Sitcoms, by nature, eventually become dated. Humor sensibilities change over time, and topical jokes become stale at best, offensive at worst. But Parks and Recreation seems to have aged especially quickly. The series’ first episode premiered in April 2009, three months after Barack Obama was elected as the first black president. His campaign message of hope, change, and unity was a clear influence on Leslie Knope’s politics. Parks and Rec even created a parody “Knope” poster in a season 2 episode, when Leslie unwittingly became the face of gay rights after she presided over a marriage ceremony for two penguins that turned out to both be male. (The fact that Leslie Knope, crusader for equality, felt uncomfortable accepting the accolades of Pawnee’s gay community shows how much the world has changed in 10 years.)
Revisiting Parks and Rec in 2020 feels like returning to a more hopeful and optimistic world.

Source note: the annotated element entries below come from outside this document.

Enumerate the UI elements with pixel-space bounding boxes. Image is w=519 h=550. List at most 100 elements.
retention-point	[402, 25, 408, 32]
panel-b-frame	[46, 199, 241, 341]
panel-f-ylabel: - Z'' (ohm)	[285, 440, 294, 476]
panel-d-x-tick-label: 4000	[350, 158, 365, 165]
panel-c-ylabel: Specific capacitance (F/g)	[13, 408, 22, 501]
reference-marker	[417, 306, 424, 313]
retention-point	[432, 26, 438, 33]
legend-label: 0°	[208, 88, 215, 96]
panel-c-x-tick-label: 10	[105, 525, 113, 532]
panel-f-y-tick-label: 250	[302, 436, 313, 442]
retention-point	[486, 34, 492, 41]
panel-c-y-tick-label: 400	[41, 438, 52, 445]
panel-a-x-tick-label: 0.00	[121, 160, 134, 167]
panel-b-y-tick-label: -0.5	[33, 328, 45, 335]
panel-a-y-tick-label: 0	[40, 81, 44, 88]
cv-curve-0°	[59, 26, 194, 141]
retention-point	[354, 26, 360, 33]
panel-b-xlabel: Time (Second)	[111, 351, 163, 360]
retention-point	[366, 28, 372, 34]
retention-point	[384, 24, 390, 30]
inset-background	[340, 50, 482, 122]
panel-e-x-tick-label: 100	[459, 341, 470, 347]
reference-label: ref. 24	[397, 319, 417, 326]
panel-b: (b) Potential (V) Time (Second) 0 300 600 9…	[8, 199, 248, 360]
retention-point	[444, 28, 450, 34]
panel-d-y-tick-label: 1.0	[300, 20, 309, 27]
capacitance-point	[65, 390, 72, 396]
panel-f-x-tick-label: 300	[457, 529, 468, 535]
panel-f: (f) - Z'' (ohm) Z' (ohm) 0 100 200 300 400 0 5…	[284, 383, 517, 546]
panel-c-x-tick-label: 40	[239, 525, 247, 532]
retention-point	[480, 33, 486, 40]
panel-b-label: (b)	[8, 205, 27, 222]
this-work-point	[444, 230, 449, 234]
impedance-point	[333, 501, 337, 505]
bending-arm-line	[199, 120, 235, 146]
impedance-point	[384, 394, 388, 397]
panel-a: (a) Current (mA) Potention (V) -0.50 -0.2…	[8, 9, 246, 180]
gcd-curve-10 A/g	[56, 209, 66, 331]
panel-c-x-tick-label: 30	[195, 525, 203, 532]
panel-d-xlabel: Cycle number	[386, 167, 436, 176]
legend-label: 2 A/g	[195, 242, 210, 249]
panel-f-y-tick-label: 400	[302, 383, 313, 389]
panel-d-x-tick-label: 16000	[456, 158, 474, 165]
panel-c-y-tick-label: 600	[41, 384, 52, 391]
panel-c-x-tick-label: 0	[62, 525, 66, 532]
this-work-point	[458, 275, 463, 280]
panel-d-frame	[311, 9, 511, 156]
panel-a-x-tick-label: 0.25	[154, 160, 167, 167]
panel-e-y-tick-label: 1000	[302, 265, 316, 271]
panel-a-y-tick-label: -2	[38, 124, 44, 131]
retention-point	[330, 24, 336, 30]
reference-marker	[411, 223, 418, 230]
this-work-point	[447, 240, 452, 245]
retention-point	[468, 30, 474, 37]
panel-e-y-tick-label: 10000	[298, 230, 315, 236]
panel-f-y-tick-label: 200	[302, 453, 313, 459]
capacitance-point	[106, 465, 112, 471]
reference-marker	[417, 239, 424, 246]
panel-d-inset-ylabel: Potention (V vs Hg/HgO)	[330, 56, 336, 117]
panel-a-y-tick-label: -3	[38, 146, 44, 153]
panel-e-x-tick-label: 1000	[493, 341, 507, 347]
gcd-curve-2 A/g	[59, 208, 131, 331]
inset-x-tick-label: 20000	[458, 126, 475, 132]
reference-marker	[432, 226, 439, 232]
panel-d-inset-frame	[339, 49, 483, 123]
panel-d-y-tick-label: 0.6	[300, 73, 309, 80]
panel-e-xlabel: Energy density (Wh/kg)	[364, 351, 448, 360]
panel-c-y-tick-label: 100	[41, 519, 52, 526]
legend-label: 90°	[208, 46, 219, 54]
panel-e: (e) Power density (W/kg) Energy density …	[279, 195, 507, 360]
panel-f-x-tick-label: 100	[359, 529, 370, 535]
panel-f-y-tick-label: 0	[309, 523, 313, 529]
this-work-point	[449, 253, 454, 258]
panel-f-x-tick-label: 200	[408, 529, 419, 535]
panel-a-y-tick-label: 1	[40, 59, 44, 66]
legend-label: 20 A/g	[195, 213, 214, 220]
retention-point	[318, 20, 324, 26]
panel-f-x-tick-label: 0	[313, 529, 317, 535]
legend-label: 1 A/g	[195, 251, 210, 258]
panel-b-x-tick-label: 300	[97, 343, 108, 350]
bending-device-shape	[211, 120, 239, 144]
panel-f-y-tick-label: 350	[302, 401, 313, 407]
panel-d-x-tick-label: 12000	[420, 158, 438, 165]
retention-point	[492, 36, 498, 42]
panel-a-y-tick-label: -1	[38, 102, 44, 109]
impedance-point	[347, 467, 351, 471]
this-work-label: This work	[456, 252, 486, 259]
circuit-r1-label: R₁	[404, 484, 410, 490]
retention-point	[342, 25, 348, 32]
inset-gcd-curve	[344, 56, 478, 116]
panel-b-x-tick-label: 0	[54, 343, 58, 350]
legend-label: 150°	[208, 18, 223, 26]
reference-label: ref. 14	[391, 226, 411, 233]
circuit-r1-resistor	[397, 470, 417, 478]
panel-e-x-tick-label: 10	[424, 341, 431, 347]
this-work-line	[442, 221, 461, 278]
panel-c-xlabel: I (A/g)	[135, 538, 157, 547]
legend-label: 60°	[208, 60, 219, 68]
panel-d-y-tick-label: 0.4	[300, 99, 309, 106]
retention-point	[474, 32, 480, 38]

As Vice writer Meredith Balkus wrote in 2019, it’s “the America we were promised,” in which a woman can be elected president, and progress can be made with bipartisan support. It’s a world that never actually existed. Parks and Recreation ended in April 2015, two months before Donald Trump announced his presidential campaign, and a year and a half before the #MeToo movement took hold, bringing decades of sexual assault and misbehavior to light (including misconduct allegations against Parks and Rec guest star Louis CK and, controversially, main cast member Aziz Ansari). But in the middle of a global crisis, it’s comforting to think that there are Leslie Knopes out there doing what they can to help.
Was it necessary to revive a sitcom that already feels dated? Of course not. Is it jarring to see such familiar characters in this new context? Maybe a little. Did I still cry when the cast started singing along to “Bye Bye Little Sebastian (5,000 Candles In the Wind)”? You bet your ass I did. And then I donated to Feeding America and started thinking about ways I can be a Leslie Knope in my own community. That call to action is what makes A Parks and Recreation Special different both from other celebrity quarantine events, like SNL at Home or Gal Gadot’s celebrity-filled cover of “Imagine.” Rather than pure escapism or cringe-worthy seriousness, the Parks and Rec writers created something that feels urgent without being self-important, and sweet without being saccharine.